We use one demo to deepen our understanding of this process. The sample code is as follows:


import java.io.FileWriter;
import java.io.IOException;


public class FileWriterDemo {
  public static void main(String[] args) {
    FileWriter fileWriter = null;
    try {
      try {
        fileWriter = new FileWriter("demo.txt");
        fileWriter.write("demo");
      } finally {
        fileWriter.close();
      }
    } catch (IOException e) {
      e.printStackTrace();
    }
  }
}

In the code above , we used FileWriter to write the four characters "demo" to demo.txt. We used the base 106 editor WinHex to check the content of demo.txt:

As you can see from the figure above, the "demo" we wrote was encoded as "64, 65, 6D, 6F", but we did not specify the encoding explicitly in the above code. In fact, we used the operating system's default character encoding to encode the characters we were writing when we did not specify it.

Since the character stream is actually converting the Unicode code sequence to the byte sequence of the corresponding encoding mode before the output, it will use the memory buffer to store the byte sequence obtained after the conversion, wait for the conversion to be completed and then write it to the disk file together with 1.
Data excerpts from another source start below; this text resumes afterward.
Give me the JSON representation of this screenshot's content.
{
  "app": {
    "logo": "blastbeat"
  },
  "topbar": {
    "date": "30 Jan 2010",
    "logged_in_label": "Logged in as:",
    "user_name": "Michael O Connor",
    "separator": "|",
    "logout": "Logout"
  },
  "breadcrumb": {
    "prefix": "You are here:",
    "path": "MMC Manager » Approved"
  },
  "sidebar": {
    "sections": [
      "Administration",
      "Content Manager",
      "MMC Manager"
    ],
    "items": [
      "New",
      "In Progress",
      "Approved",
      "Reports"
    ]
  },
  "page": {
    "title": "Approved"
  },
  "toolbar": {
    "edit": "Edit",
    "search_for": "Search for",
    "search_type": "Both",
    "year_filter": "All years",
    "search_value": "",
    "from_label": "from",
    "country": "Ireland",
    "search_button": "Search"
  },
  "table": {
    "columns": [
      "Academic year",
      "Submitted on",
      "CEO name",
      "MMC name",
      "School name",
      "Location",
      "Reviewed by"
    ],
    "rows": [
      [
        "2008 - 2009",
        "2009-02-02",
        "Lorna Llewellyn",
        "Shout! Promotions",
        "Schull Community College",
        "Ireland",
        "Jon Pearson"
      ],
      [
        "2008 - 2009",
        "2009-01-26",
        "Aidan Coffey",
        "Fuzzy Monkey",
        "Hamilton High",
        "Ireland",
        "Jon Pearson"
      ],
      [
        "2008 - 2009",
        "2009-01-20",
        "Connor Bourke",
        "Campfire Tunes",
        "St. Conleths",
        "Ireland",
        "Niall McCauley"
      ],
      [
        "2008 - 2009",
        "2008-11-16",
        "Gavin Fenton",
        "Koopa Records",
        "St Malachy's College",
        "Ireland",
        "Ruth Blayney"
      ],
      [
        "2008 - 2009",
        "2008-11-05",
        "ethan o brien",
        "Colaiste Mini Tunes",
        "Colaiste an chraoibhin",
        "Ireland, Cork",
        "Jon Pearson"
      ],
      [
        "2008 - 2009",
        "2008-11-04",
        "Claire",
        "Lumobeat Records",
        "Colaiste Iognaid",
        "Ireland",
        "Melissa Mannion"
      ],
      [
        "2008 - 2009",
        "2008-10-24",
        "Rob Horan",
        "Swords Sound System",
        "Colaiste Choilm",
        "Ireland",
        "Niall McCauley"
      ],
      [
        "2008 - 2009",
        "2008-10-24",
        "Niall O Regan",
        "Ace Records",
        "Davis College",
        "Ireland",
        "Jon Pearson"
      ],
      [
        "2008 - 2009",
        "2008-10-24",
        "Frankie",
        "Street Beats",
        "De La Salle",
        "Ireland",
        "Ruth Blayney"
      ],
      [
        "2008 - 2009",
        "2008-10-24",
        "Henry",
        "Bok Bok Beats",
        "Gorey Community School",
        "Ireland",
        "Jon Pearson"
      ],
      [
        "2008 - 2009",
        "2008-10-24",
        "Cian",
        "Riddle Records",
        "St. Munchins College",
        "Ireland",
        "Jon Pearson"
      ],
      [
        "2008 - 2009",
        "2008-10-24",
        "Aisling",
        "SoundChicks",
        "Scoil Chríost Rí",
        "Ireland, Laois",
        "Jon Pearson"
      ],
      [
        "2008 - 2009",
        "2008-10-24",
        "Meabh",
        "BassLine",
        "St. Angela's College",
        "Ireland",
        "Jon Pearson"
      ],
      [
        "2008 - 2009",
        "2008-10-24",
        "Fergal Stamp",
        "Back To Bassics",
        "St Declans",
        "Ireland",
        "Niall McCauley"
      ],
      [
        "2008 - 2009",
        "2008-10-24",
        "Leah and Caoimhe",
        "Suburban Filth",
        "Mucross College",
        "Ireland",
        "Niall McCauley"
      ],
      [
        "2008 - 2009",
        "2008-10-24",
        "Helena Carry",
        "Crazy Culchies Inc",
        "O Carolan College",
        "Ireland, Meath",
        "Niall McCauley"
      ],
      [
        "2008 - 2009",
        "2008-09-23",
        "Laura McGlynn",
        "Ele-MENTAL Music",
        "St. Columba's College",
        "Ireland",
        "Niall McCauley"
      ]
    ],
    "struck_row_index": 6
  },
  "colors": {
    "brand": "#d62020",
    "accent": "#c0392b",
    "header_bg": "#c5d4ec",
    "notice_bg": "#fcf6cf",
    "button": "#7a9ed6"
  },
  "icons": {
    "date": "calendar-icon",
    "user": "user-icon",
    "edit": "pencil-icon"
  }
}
4. Difference between character stream and byte stream

From the above description, we can know that the main differences between the byte stream and the character stream are as follows:

The basic unit of byte stream operation is byte. The basic unit of character flow operations is the Unicode code element.
Byte stream default does not use buffer; Character streams use buffers.
A byte stream is usually used to process data in base 2. In fact, it can process any type of data, but it does not support directly writing or reading Unicode code elements. Character flow usually deals with text data, and it supports writing and reading Unicode code elements.

the above is my understanding of the character stream and byte stream in Java. I hope you can correct me if the description is unclear or inaccurate. Thank you.